Гаррисон покачал головой:
- Нет, не слыхал про такого, сэр.
- Это понятно: он еще не выступал ни в одном призовом бою. Но на Западе его ценят очень высоко, и он может потягаться с любым из Белчеров.
- Ну, так это еще не настоящий бокс, - возразил кузнец.
- Мне говорили, он отлично дрался в любительской встрече с Ноем Джеймсом из Чешира.
- Гвардеец Ной Джеймс - боксер что надо, другого такого не сыщешь, сэр, сказал Гаррисон. - У него челюсть была сломана в трех местах, а он после этого бился еще пятьдесят раундов. Это я своими глазами видел. Если Уилсон и впрямь его одолел, он далеко пойдет.
- На Западе так и думают и его хотят свести с лондонскими молодцами. Его покровитель - сэр Лотиан Хьюм; короче говоря, он заключил со мной пари, что я не найду Уилсону достойного молодого противника в его весе. Я ему сказал, что никакого хорошего молодого боксера у меня на примете нет, но я знаю одного немолодого, который уже много лет не ступал на ринг, и, однако, он бы заставил его протеже пожалеть, что тот явился в Лондон. "Молодой ли, старый ли, моложе двадцати или старше тридцати пяти - приводите кого хотите, был бы только вес подходящий, и я ставлю на Уилсона два против одного", - сказал сэр Лотиан.

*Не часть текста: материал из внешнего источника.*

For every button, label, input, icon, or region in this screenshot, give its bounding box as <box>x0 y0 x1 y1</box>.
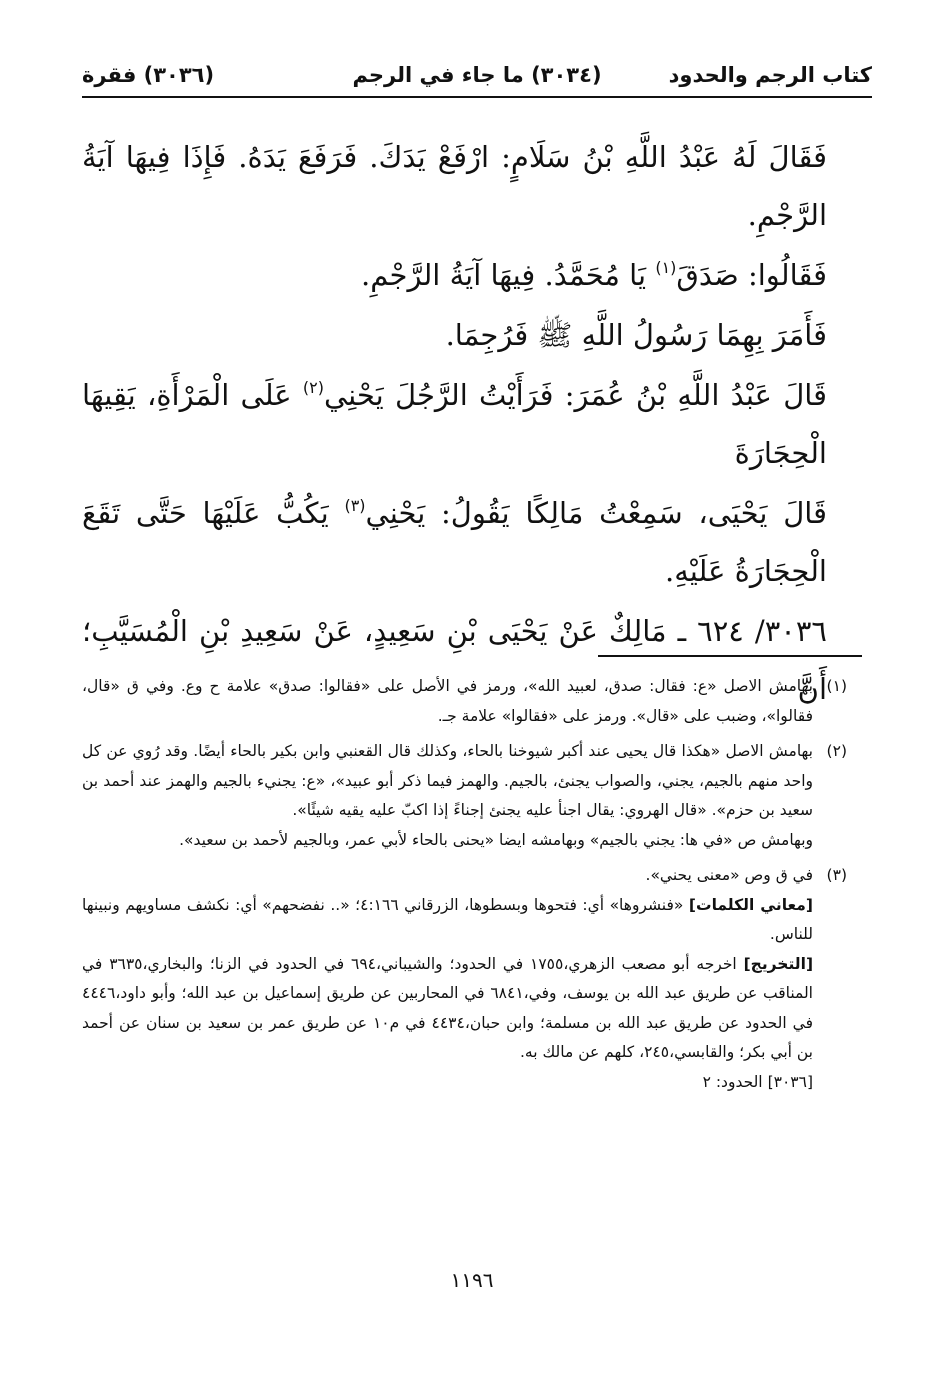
reference-text: الحدود: ٢ <box>702 1072 763 1091</box>
footnote-text: بهامش الاصل «هكذا قال يحيى عند أكبر شيوخنا بالحاء، وكذلك قال القعنبي وابن بكير بالحاء أيضًا. وقد رُوي عن كل واحد منهم بالجيم، يجني، والصواب يجنئ، بالجيم. والهمز فيما ذكر أبو عبيد»، «ع: يجنيء بالجيم والهمز عند أحمد بن سعيد بن حزم». «قال الهروي: يقال اجنأ عليه يجنئ إجناءً إذا اكبّ عليه يقيه شيئًا». <box>82 742 813 819</box>
footnote-marker: (٣) <box>344 496 366 515</box>
page-number: ١١٩٦ <box>450 1268 494 1292</box>
takhrij-label: [التخريج] <box>743 954 814 973</box>
footnotes <box>82 672 847 1103</box>
footnote-3 <box>82 861 847 1097</box>
footnote-2 <box>82 737 847 855</box>
footnote-number: (٣) <box>826 866 847 884</box>
footnote-number: (٢) <box>826 742 847 760</box>
paragraph: ٣٠٣٦/ ٦٢٤ ـ مَالِكٌ عَنْ يَحْيَى بْنِ سَعِيدٍ، عَنْ سَعِيدِ بْنِ الْمُسَيَّبِ؛ أَنَّ <box>82 614 827 706</box>
footnote-marker: (٢) <box>302 378 324 397</box>
paragraph: فَأَمَرَ بِهِمَا رَسُولُ اللَّهِ ﷺ فَرُجِمَا. <box>445 318 827 352</box>
reference-label: [٣٠٣٦] <box>767 1072 813 1091</box>
chapter-title: (٣٠٣٤) ما جاء في الرجم <box>352 63 602 87</box>
footnote-text: وبهامش ص «في ها: يجني بالجيم» وبهامشه ايضا «يحنى بالحاء لأبي عمر، وبالجيم لأحمد بن سعيد». <box>179 830 813 849</box>
word-meanings-label: [معاني الكلمات] <box>688 895 813 914</box>
footnote-text: في ق وص «معنى يحني». <box>645 866 813 884</box>
main-text <box>82 128 872 718</box>
footnote-1 <box>82 672 847 731</box>
word-meanings-text: «فنشروها» أي: فتحوها وبسطوها، الزرقاني ٤:١٦٦؛ «.. نفضحهم» أي: نكشف مساويهم ونبينها للناس. <box>82 895 813 943</box>
paragraph: فَقَالُوا: صَدَقَ$^{(١)}$ يَا مُحَمَّدُ. فِيهَا آيَةُ الرَّجْمِ. <box>361 258 827 292</box>
book-title: كتاب الرجم والحدود <box>668 63 872 87</box>
paragraph: قَالَ يَحْيَى، سَمِعْتُ مَالِكًا يَقُولُ: يَحْنِي$^{(٣)}$ يَكُبُّ عَلَيْهَا حَتَّى تَقَعَ الْحِجَارَةُ عَلَيْهِ. <box>82 496 827 588</box>
cross-reference <box>82 1068 813 1098</box>
header-divider <box>82 96 872 98</box>
footnote-text: بهامش الاصل «ع: فقال: صدق، لعبيد الله»، ورمز في الأصل على «فقالوا: صدق» علامة ح وع. وفي ق «قال، فقالوا»، وضبب على «قال». ورمز على «فقالوا» علامة جـ. <box>82 677 813 725</box>
paragraph: فَقَالَ لَهُ عَبْدُ اللَّهِ بْنُ سَلَامٍ: ارْفَعْ يَدَكَ. فَرَفَعَ يَدَهُ. فَإِذَا فِيهَا آيَةُ الرَّجْمِ. <box>82 140 827 232</box>
takhrij-text: اخرجه أبو مصعب الزهري،١٧٥٥ في الحدود؛ والشيباني،٦٩٤ في الحدود في الزنا؛ والبخاري،٣٦٣٥ في المناقب عن طريق عبد الله بن يوسف، وفي،٦٨٤١ في المحاربين عن طريق إسماعيل بن عبد الله؛ وأبو داود،٤٤٤٦ في الحدود عن طريق عبد الله بن مسلمة؛ وابن حبان،٤٤٣٤ في م١٠ عن طريق عمر بن سعيد بن سنان عن أحمد بن أبي بكر؛ والقابسي،٢٤٥، كلهم عن مالك به. <box>82 954 813 1061</box>
paragraph-ref: (٣٠٣٦) فقرة <box>82 63 215 87</box>
footnote-divider <box>598 655 862 657</box>
footnote-number: (١) <box>826 677 847 695</box>
takhrij <box>82 950 813 1068</box>
footnote-marker: (١) <box>655 258 677 277</box>
word-meanings <box>82 891 813 950</box>
running-header <box>82 58 872 92</box>
paragraph: قَالَ عَبْدُ اللَّهِ بْنُ عُمَرَ: فَرَأَيْتُ الرَّجُلَ يَحْنِي$^{(٢)}$ عَلَى الْمَرْأَةِ، يَقِيهَا الْحِجَارَةَ <box>82 378 827 470</box>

Я заключил с ним пари не на одну тысячу и вот приехал к вам.
- Ничего не выйдет, сэр Чарльз, - сказал кузнец, покачав головой. - Я бы всей душой, да вы ведь сами слыхали.
- Что ж, если вы не хотите драться, Гаррисон, мне надо найти какого-нибудь новичка. Я был бы вам благодарен за совет. Кстати, в следующую пятницу я даю ужин любителям бокса в заведении "Карета и кони" на Сент-Мартин-лейн. Буду рад видеть вас среди моих гостей. Послушайте, а это кто? - и он быстро поднес к глазам лорнет.
С молотом в руке из кузницы вышел Джим. Ворот его серой фланелевой рубахи был расстегнут, рукава засучены. Мой дядя взглядом знатока осмотрел его с головы до ног.
- Это мой племянник, сэр Чарльз.
- Он живет с вами?
- Его родители умерли.
- Бывал он в Лондоне?
- Нет, сэр Чарльз. Он живет у меня с той поры, когда он был еще вот с этот молоток.
Мой дядя повернулся к Джиму.
- Говорят, вы еще не бывали в Лондоне? - сказал он. - В следующую пятницу я даю ужин любителям бокса, ваш дядя там будет. Не хотите ли тоже приехать?
Темные глаза Джима заблестели от удовольствия.
- Я был бы очень рад, сэр.
- Нет, нет, Джим! - быстро сказал кузнец. - Хоть мне и жалко, но ты останешься дома, с теткой. Есть у меня на то причины.
- Да что вы, Гаррисон, пусть он съездит!
- Нет, нет, сэр Чарльз! Это для него опасная компания, больно он ретивый. Да и когда я в отлучке, у него работы по горло.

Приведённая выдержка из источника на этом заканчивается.